After a long week of caring for him, we took Taz back to the vet so they could remove dead tissue and bandage the hole in his leg where the fangs went in. He really hated that bandage and over the weekend chewed it off. I almost had a melt down when I saw the hole but Cara suggested that it may be just as well for it to stay open and for him to clean it himself. At least the smell was gone.
Around the twelfth day, Taz went in for surgery to close up the deep wounds. The plan was to slide skin from above and below the hole in his leg to try to cover most of the injury, but it was too large. The vet had to resort to plan B which was to graft skin taken from his side. He also had to suture the large gash that opened on the inside of his leg. So now poor Taz looks like Frankenweenie, with pink stitches in his side, but at least he is getting well. Besides, in his mind he is still the king; especially after all the extra attention he has been getting around here.
At this point we are waiting to see if the skin graft takes. All in all, it could have been worse. Luckily Taz is still with us and should have a full recovery. As bad as I feel for Taz, it could have been me that was bitten which has since raised my awareness on the trail.

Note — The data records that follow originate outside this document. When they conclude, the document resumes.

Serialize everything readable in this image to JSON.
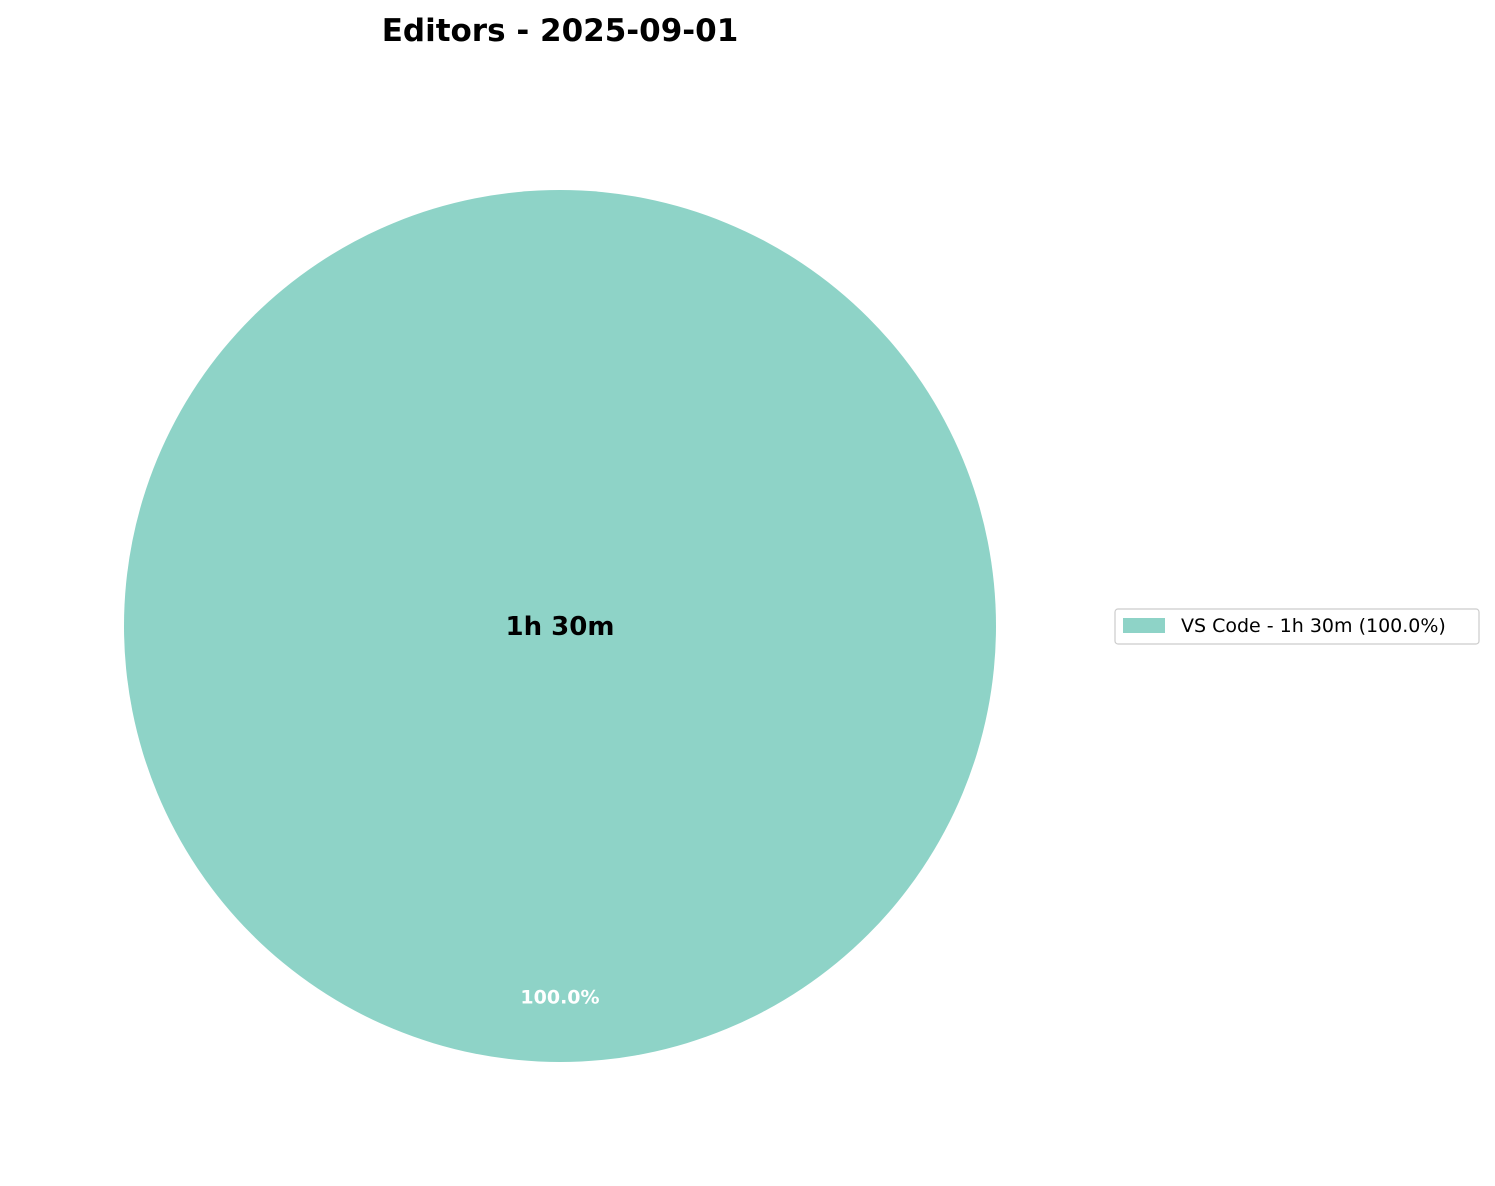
{
  "chart_data": {
    "type": "pie",
    "title": "Editors - 2025-09-01",
    "center_label": "1h 30m",
    "slices": [
      {
        "label": "VS Code",
        "duration": "1h 30m",
        "value": 90,
        "percent": 100.0,
        "percent_label": "100.0%",
        "legend_label": "VS Code - 1h 30m (100.0%)",
        "color": "#8ed3c7"
      }
    ],
    "legend_position": "right"
  }
}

Do I feel guilty for letting my dogs run free in rattlesnake country? Yes, to some extent, but our family has always held the view that dogs need to be allowed to be dogs. We feel that that is better than chaining them to a tree in the backyard or never letting them out of the house or yard as some people do. In addition, we spend a lot of time on the family ranch where we ride horses with as many as eight dogs tagging along and it just isn’t feasible to keep them leashed. However, I have decided that I can minimize the risk of another incident by limiting my off-leash dog running to mostly cool months when snakes are less active.